During her week in Santa Fe, Hoevel’s giving it the full Baumann treatment. She visited the Museum of Art exhibit, The Prints of Gustave Baumann, checked out the Baumann woodblocks held by the History Museum’s Fray Angélico Chávez History Library, and visited the Jane & Gustave Baumann House now owned by the Historic Santa Fe Foundation. Alas, she won’t stay long enough to see the replicas of Baumann’s marionettes perform during the Museum of Art’s Holiday Open House on Dec. 18.

According to Hoevel, folks in Indiana consider Baumann’s Brown County stint as “his formative years.
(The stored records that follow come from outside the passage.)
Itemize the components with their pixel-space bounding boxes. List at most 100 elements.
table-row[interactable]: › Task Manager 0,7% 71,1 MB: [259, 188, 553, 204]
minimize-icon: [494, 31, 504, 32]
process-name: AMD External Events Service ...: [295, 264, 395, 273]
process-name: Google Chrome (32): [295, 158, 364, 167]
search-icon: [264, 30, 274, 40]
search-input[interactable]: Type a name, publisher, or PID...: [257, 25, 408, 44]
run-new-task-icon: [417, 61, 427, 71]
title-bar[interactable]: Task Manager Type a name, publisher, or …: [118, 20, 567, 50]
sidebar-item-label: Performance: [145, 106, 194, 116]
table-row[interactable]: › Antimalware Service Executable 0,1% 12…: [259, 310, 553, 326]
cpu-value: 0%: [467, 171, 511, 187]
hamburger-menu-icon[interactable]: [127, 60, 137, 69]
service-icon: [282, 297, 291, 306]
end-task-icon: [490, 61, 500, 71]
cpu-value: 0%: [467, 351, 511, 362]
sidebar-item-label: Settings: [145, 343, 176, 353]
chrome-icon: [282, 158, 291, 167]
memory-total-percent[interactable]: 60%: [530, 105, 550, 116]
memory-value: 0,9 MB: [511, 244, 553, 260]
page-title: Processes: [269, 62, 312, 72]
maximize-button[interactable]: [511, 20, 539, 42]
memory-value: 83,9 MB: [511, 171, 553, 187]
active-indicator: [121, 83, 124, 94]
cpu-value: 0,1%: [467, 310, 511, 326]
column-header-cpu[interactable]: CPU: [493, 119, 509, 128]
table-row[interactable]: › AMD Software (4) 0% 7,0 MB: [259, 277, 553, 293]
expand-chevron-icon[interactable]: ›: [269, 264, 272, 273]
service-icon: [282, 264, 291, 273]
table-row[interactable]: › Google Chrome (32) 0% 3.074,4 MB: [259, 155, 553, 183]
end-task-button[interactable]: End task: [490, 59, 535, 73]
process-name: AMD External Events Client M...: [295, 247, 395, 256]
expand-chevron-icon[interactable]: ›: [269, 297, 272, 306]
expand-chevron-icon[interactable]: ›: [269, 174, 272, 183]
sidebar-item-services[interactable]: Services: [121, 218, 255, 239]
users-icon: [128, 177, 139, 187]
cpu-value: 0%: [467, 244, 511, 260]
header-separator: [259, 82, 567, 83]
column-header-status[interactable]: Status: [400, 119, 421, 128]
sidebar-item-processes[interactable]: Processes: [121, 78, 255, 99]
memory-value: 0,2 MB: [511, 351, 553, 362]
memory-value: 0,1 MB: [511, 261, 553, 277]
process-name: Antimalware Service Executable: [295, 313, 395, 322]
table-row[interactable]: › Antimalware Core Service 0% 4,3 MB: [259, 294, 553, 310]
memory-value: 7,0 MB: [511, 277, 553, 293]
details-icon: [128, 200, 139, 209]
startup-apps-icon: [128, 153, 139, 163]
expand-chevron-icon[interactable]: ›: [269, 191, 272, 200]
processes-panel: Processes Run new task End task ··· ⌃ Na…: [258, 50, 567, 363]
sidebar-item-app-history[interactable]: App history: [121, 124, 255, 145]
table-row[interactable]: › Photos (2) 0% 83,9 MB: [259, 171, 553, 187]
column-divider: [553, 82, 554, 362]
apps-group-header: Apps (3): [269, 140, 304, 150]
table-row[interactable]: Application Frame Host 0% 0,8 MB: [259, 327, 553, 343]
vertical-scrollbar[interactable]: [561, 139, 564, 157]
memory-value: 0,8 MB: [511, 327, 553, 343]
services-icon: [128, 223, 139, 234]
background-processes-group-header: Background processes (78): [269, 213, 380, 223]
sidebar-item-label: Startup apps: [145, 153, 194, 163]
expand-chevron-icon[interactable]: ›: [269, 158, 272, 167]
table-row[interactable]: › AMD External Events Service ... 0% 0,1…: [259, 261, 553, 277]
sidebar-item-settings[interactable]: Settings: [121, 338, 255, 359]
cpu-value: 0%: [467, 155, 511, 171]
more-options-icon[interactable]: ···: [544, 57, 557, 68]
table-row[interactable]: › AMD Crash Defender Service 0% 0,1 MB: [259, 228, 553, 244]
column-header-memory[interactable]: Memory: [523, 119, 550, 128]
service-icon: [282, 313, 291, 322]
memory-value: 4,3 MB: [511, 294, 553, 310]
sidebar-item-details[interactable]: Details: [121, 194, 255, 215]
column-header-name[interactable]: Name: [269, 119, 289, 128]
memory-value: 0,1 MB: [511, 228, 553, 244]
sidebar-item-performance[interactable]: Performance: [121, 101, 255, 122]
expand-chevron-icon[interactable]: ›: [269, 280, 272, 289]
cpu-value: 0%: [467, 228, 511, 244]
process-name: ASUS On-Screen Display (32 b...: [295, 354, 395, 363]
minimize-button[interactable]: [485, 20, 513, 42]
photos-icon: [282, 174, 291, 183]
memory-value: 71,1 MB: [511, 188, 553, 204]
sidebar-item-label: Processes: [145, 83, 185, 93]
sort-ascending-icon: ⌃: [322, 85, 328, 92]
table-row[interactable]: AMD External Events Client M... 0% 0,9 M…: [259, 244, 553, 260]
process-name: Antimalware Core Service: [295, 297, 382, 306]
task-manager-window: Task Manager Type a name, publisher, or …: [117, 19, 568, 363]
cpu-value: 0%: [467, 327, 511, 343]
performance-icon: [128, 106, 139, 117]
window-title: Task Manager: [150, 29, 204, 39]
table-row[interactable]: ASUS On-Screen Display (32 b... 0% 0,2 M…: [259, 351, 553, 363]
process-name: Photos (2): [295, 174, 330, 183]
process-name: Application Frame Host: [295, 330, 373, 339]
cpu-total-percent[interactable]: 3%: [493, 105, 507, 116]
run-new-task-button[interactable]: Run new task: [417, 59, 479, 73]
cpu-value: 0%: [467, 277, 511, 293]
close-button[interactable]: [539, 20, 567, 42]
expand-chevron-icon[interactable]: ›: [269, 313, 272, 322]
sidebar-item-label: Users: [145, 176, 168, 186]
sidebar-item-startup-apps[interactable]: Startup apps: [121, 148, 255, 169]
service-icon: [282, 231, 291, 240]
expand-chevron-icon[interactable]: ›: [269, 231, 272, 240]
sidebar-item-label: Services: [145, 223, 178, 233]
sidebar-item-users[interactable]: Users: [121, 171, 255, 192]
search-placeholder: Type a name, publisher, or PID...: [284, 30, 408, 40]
We made him what he is,” she said, jokingly.

During those years, he “did a great number of extraordinary woodblock prints,” though what items will be displayed pending her investigation’s results has yet to be determined by museum curator Martin Krause.

While Hoevel’s work this week in Santa Fe will certainly produce valuable information for Krause, he may be surprised at what other information she brings back.

“I’m trying to pressure him into doing a marionette room,” she said with the slightest of smiles.